With the recent coinbase announcement the Basic Attention Token saw a huge spike not only on price action but also on general interest about the token and the associated Brave browser.
So what is BAT?
Basic Attention Token has been a pretty interesting project in the world of blockchain and cryptocurrency. More specifically, this token is designed to transform digital advertising as a whole. It is a bold venture by the BAT team, and the token has become a big part of their Brave browser as well. It is evident that digital advertising will need to undergo some big changes in the future, but it remains to be seen if Basic Attention Token holds the key in this regard.
Why Does Basic Attention Token Matter?
Anyone who has ever opened a webpage in a browser will have seen some form of advertising along the way. There is a growing amount of advertising on various websites, and people often rely on ad blockers to stop seeing them. With Basic Attention Token, things are very different.
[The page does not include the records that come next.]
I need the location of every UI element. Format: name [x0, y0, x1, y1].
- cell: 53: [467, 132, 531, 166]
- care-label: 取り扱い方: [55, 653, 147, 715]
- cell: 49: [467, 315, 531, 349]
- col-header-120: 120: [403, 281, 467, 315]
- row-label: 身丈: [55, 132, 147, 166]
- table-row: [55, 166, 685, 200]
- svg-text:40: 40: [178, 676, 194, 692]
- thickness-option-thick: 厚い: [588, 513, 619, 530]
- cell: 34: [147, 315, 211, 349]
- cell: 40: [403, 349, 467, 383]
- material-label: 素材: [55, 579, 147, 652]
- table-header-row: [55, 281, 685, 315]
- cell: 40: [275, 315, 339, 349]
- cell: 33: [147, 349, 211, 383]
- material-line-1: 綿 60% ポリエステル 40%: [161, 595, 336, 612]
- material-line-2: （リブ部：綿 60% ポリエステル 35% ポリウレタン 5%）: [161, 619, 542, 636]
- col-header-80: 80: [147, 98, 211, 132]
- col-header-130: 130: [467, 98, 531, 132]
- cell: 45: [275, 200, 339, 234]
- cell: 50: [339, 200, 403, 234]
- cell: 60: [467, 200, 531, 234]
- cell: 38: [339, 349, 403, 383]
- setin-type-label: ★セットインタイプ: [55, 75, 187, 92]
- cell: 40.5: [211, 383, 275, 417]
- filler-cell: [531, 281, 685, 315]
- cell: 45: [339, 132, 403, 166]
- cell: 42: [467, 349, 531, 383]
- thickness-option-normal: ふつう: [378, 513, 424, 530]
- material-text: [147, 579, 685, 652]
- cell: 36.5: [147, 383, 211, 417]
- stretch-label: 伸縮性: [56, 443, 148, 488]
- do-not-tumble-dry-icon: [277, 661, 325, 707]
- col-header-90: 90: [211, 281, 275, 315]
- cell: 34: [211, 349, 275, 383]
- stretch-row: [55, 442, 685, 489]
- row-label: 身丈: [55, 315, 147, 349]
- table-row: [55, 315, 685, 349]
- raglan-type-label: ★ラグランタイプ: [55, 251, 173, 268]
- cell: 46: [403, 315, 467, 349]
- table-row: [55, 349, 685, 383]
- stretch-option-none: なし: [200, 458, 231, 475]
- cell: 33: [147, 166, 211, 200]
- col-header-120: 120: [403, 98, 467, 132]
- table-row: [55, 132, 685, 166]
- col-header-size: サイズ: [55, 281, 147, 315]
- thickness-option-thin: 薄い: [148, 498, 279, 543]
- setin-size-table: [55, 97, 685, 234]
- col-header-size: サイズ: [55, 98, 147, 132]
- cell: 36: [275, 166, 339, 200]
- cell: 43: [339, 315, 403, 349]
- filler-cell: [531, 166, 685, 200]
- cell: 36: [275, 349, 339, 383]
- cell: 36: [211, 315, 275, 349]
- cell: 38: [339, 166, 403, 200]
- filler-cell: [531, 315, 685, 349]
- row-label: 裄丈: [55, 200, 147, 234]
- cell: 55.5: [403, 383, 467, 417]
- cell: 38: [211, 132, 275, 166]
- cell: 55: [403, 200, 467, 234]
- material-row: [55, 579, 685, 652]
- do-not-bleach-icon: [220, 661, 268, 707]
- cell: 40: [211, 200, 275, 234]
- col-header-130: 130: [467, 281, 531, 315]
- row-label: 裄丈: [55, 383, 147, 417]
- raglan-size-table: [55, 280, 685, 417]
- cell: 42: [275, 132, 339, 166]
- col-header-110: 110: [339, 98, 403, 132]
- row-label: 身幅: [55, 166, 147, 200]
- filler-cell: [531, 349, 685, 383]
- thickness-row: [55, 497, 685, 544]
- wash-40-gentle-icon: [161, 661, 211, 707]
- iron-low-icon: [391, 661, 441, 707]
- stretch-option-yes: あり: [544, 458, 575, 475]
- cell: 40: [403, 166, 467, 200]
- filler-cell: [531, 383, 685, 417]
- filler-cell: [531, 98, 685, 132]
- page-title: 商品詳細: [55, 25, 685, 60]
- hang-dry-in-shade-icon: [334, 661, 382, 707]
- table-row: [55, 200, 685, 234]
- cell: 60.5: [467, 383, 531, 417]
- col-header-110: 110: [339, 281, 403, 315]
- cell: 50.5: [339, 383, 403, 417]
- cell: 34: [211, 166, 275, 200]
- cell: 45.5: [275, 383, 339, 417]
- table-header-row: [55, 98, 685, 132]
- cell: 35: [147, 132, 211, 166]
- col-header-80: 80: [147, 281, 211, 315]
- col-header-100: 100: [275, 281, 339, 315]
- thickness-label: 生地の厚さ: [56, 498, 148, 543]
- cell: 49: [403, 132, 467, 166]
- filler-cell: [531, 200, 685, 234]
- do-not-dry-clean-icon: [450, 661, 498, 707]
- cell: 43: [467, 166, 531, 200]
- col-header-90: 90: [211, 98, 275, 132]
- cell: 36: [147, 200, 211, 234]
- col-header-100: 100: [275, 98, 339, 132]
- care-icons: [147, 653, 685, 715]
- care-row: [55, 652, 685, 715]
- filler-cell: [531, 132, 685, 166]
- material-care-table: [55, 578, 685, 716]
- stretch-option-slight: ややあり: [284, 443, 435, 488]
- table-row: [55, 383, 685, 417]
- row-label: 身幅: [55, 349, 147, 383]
Users can block ads completely, pay to see different ads, or simply view regular ads and earn BAT tokens as a result. It’s a give-and-take concept which seems to have worked quite well so far.
How Does it all Work?
Under the hood, Basic Attention Token uses the Ethereum blockchain to issue and distribute BAT tokens. This token can be freely exchanged between publishers, users, and advertisers. With the BAT token, a wide range of advertising and attention-based services can be obtained on the Brave platform. This token only works within the Brave browser itself, as it is not integrated into Chrome, Firefox, or Internet Explorer at this time. Whether or not that situation will change in the future has yet to be determined.
With so many middlemen involved in digital advertising, the road ahead for Basic Attention Token will not be easy. Cutting the intermediaries out altogether will pose some big challenges, but it makes sense to improve upon this model with blockchain technology. With a native browser supporting Basic Attention Token, the project is off to a good start. It blocks malicious advertisements, trackers, and rewards publishers in a fair manner based on the attention of its users.
Speaking of monitoring user attention, the Brave browser does so in an anonymous manner. Attention is measured in the form of ads viewed and content opened in active browser tabs. Users viewing ads receive BATs for their efforts, and publishers will get the majority of revenue in the end. It is a solution that works quite well for all parties involved. Most of the more common browser plugins do not work in Brave as of yet, but it is possible things will change for the better in the coming months and years.